Besides the title image that I pinched from nintendo.co.uk, all images in this article are screenshots from the iPhone version of the game, but they do the job.
The main appeal of the Switch for me is as a travel companion when I drive across Europe to visit my sister in Switzerland, or pop back to the UK to visit friends and family there. The screen is just fantastic, and it has effectively replaced my 3DS for playing indie games for this reason. Between Switch and iPad my entertainment needs are satisfied when staying in a cheap German hotel.
Whilst I generally balk at the idea of paying several euros for a game that I can buy on my iPhone/iPad for €0,99, Switch has one big advantage over my iDevices – buttons.
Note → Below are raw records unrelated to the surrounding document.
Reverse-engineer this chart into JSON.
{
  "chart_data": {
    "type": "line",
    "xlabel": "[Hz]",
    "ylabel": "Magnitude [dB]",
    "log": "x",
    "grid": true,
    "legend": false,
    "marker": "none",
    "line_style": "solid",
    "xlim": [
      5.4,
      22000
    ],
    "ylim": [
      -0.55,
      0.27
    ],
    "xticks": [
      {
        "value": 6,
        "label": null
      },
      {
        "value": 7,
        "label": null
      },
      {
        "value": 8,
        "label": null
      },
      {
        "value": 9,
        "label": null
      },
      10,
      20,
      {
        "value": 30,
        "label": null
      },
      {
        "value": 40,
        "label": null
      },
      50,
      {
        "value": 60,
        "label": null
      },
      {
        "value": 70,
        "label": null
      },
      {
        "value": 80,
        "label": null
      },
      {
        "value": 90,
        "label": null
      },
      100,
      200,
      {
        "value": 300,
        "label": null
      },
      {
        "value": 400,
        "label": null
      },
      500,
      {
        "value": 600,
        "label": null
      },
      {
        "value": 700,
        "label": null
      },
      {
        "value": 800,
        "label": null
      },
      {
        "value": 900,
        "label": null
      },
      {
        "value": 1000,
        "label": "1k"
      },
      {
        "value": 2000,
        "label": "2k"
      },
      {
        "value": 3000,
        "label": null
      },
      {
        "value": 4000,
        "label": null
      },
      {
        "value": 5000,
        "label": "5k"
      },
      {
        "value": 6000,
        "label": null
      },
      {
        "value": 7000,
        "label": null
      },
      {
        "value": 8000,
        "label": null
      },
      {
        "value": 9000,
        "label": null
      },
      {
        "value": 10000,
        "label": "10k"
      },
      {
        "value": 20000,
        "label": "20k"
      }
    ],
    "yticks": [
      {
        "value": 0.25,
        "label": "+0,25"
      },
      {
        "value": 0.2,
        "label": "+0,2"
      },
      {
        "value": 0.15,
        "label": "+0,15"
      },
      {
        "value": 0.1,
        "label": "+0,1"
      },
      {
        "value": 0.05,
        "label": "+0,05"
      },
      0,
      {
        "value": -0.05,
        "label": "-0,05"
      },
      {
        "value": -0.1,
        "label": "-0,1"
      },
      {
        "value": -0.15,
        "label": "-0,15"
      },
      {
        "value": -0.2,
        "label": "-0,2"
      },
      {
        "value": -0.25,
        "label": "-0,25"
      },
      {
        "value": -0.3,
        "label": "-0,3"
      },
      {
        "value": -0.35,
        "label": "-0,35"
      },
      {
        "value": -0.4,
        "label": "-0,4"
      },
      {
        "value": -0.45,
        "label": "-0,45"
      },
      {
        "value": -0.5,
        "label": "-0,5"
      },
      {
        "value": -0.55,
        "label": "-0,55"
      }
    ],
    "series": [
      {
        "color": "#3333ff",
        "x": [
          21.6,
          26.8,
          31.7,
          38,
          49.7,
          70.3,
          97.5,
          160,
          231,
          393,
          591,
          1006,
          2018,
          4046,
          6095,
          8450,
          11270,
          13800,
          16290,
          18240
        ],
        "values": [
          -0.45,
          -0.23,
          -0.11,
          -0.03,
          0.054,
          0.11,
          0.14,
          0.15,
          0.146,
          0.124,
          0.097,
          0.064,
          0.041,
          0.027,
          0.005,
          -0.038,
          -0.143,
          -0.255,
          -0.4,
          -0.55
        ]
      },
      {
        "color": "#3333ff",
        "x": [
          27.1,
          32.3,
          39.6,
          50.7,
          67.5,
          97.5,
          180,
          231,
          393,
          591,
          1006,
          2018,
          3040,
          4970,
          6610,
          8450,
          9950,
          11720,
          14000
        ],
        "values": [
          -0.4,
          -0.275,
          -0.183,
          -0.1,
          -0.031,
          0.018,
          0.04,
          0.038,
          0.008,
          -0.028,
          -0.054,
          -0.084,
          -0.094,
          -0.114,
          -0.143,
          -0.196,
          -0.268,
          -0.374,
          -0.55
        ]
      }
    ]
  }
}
One More Jump was one of my favourite iPhone games, requiring a simple thumb tap to jump over obstacles, and it is improved significantly on Switch.
Your character (a happy, smiley block) travels automatically along the ground at a set speed, requiring you only to tap a button to jump. White ground is safe, everything else kills you. Jumping at the end of a road carries your around the corner and onto the next section.
There are further tile sets available with additional character sprites purchasable with gems collected in the game, though I prefer to stick with the default, minimalist version – some of the others introduce a distracting blur, or in some cases suffer from slight design problems such as objects being the same colour as the ground and therefore hard to make out.
Each new collection of levels (grouped in 12s) introduces new mechanics to test your reactions, and each level has a variety of versions for those seeking a challenge – mirror mode flips the level, night mode limits how far around you you can see, and rotation mode spins the level slowly as you play. Each level also has three blue gems that can be quite difficult to collect within the limitations of the game engine.
Further longevity comes from two addition modes – Endless and Circuit. The first, as you might suspect, pots you against an endless, randomly-generated track, scoring points based on distance travelled. Circuit instead places you in a square track, making your way around it, each side changing randomly as you leave it behind. Points here are awarded for the number of successful jumps, and it is considerably more difficult with the confined space and the distraction of each side of the square being pulled out and replaced on screen.
Unlike some similar games which can have a very steep learning curve – a couple of easy levels and then a brick wall of difficultly, Super One More Jump has a nice, steady gradient as you progress. It never feels unfair, and is rarely frustrating in the early stages.
As a boredom buster this game ticks all the boxes, and is recommended to anyone looking for a new indie game for their collection. One of my favourites now on Switch.